Treatment of AML in Patients Age 60 or Older
Remission Induction
AML in older patients is more difficult to treat for two reasons. [6] Older patients often have other illnesses that make it harder for them to tolerate the toxic effects of chemotherapy. Further, for reasons that are not well understood, AML in older individuals is less sensitive to chemotherapy. An initial decision that must be made in considering treatment in the older patient is whether exposure to standard induction chemotherapy is likely to benefit the patient.

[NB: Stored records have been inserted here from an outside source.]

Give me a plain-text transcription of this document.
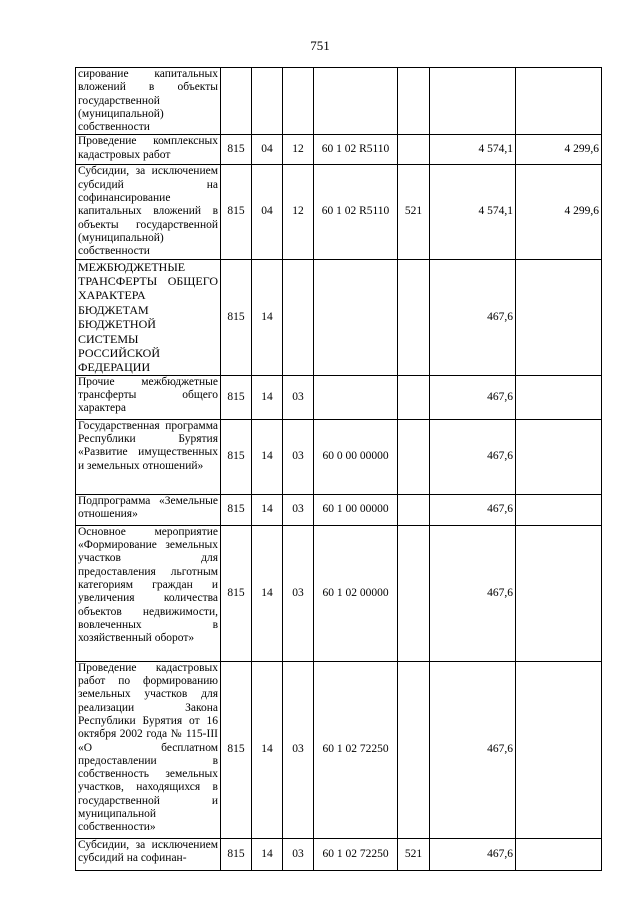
751
сирование капитальных вложений в объекты государственной (муниципальной) собственности							
Проведение комплексных кадастровых работ	815	04	12	60 1 02 R5110		4 574,1	4 299,6
Субсидии, за исключением субсидий на софинансирование капитальных вложений в объекты государственной (муниципальной) собственности	815	04	12	60 1 02 R5110	521	4 574,1	4 299,6
МЕЖБЮДЖЕТНЫЕ ТРАНСФЕРТЫ ОБЩЕГО ХАРАКТЕРА БЮДЖЕТАМ БЮДЖЕТНОЙ СИСТЕМЫ РОССИЙСКОЙ ФЕДЕРАЦИИ	815	14				467,6	
Прочие межбюджетные трансферты общего характера	815	14	03			467,6	
Государственная программа Республики Бурятия «Развитие имущественных и земельных отношений»	815	14	03	60 0 00 00000		467,6	
Подпрограмма «Земельные отношения»	815	14	03	60 1 00 00000		467,6	
Основное мероприятие «Формирование земельных участков для предоставления льготным категориям граждан и увеличения количества объектов недвижимости, вовлеченных в хозяйственный оборот»	815	14	03	60 1 02 00000		467,6	
Проведение кадастровых работ по формированию земельных участков для реализации Закона Республики Бурятия от 16 октября 2002 года № 115-III «О бесплатном предоставлении в собственность земельных участков, находящихся в государственной и муниципальной собственности»	815	14	03	60 1 02 72250		467,6	
Субсидии, за исключением субсидий на софинан-	815	14	03	60 1 02 72250	521	467,6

For patients over age 70 or 75, and particularly those with other significant illnesses (such as heart failure, renal failure or chronic obstructive lung disease), intensive induction chemotherapy may cause more harm than good, and many physicians will choose to treat such patients with low-dose cytarabine, or withhold chemotherapy and treat with antibiotics and transfusion support. [6] For patients age 60-75 who are otherwise healthy, standard chemotherapy can be expected to result in complete remission in 40-65% of cases, depending on other risk factors.
Post-induction Therapy
As in the case of younger patients, some form of therapy is warranted in older patients who have achieved a complete remission. However, older patients may have difficulty tolerating high dose cytarabine, and so most physicians will chose several cycles of less intensive chemotherapy as post-induction therapy.